The film follows Syd March (X-Men’s Caleb Landry Jones), an employee of a clinic that harvests celebrity sickness to infect fans. He infects himself with the virus that killed a celebrity, and suddenly finds him himself a target – and perhaps a victim of the virus.
I chatted with Brandon about the film and his first visit to Calgary. Stay tuned for part two of the discussion.
What came first, the sickness or celebrity angle when you were writing the film?
It was the sickness aspect. I started writing it in 2004, I had just started film school. I had got this fairly bad flu and I just started having this fever dream, where I was obsessing over the physical nature of my illness and the weird fact that I had a virus in my body that had come from someone else’s body.
Then I tried to think of a character that could see this disease as something intimate, and I thought of a celebrity obsessed person who could see getting Angelina Jolie’s cold as a good thing.
I’ve noticed that they often show sickness in films from a primarily psychological side. Why did you feel that body horror was the right fit for this story?
I’m not sure! I didn’t set out to specifically make a body horror film. The body stuff was partly to dramatize the illness, but also the sort of physical celebrity fetishes that I wanted to mirror in the film.

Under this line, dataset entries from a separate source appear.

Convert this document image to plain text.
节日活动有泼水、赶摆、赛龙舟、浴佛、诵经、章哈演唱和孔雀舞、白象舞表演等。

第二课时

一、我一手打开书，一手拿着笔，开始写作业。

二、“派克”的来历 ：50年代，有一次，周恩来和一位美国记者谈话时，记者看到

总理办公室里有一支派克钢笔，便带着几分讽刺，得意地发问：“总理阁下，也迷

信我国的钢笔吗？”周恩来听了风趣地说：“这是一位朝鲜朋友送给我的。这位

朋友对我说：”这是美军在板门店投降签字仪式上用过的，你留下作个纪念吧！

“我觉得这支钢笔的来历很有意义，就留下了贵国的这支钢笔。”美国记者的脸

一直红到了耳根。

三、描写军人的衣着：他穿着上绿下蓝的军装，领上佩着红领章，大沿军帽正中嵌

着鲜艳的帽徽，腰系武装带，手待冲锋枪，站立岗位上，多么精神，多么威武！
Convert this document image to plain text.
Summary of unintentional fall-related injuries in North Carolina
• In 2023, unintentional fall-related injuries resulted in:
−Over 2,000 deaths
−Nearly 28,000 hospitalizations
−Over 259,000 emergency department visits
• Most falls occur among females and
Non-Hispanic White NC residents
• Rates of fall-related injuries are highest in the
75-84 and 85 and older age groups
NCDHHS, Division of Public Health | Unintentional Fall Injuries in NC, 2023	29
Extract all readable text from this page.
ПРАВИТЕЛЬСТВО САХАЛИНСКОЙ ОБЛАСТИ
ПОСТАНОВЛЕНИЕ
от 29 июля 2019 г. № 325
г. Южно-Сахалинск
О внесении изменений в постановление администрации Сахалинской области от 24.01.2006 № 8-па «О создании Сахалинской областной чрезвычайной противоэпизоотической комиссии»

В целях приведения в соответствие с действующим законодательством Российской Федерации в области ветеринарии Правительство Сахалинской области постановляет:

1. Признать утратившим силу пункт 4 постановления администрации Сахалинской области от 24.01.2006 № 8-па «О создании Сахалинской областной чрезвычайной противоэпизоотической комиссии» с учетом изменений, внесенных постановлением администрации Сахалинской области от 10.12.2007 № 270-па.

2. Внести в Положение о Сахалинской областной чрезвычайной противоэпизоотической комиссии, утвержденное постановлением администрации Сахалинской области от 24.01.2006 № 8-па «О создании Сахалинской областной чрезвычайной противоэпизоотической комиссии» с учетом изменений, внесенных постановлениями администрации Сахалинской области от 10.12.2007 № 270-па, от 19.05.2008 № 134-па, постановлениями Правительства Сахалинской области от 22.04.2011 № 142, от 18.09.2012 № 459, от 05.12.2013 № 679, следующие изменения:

So, let’s say hypothetically you have to inject yourself with a celebrity’s disease. Who would you pick?
Anyone who’s offering.
Watching the movie, I noticed that I started to feel culpable, like I was perpetuating this celebrity fandom. Did you try to bring in that sense of voyeurism?
Yeah, definitely. I mean, there’s a very interesting play between what we were criticizing and what we were doing. For Sara Gadon, for instance, she had to be fetishized and become that sort of icon in order to discuss fetishization. And saturate it.
For instance, later in the film, there’s that slow motion shot of Hannah Geist being made up by her people, being sort of ‘prepared’. That was actually footage we got accidentally as Sara was being touched up for a photo shoot – it was kind of a meta nod to what we were doing.
That was a scene where I really noticed the parallels between losing control of your body, and the very controlled, clean shots you used as a filmmaker.
To a certain extent, the shot construction sort of mirrors that vibe between celebrity non-human media constructs and the physical human being.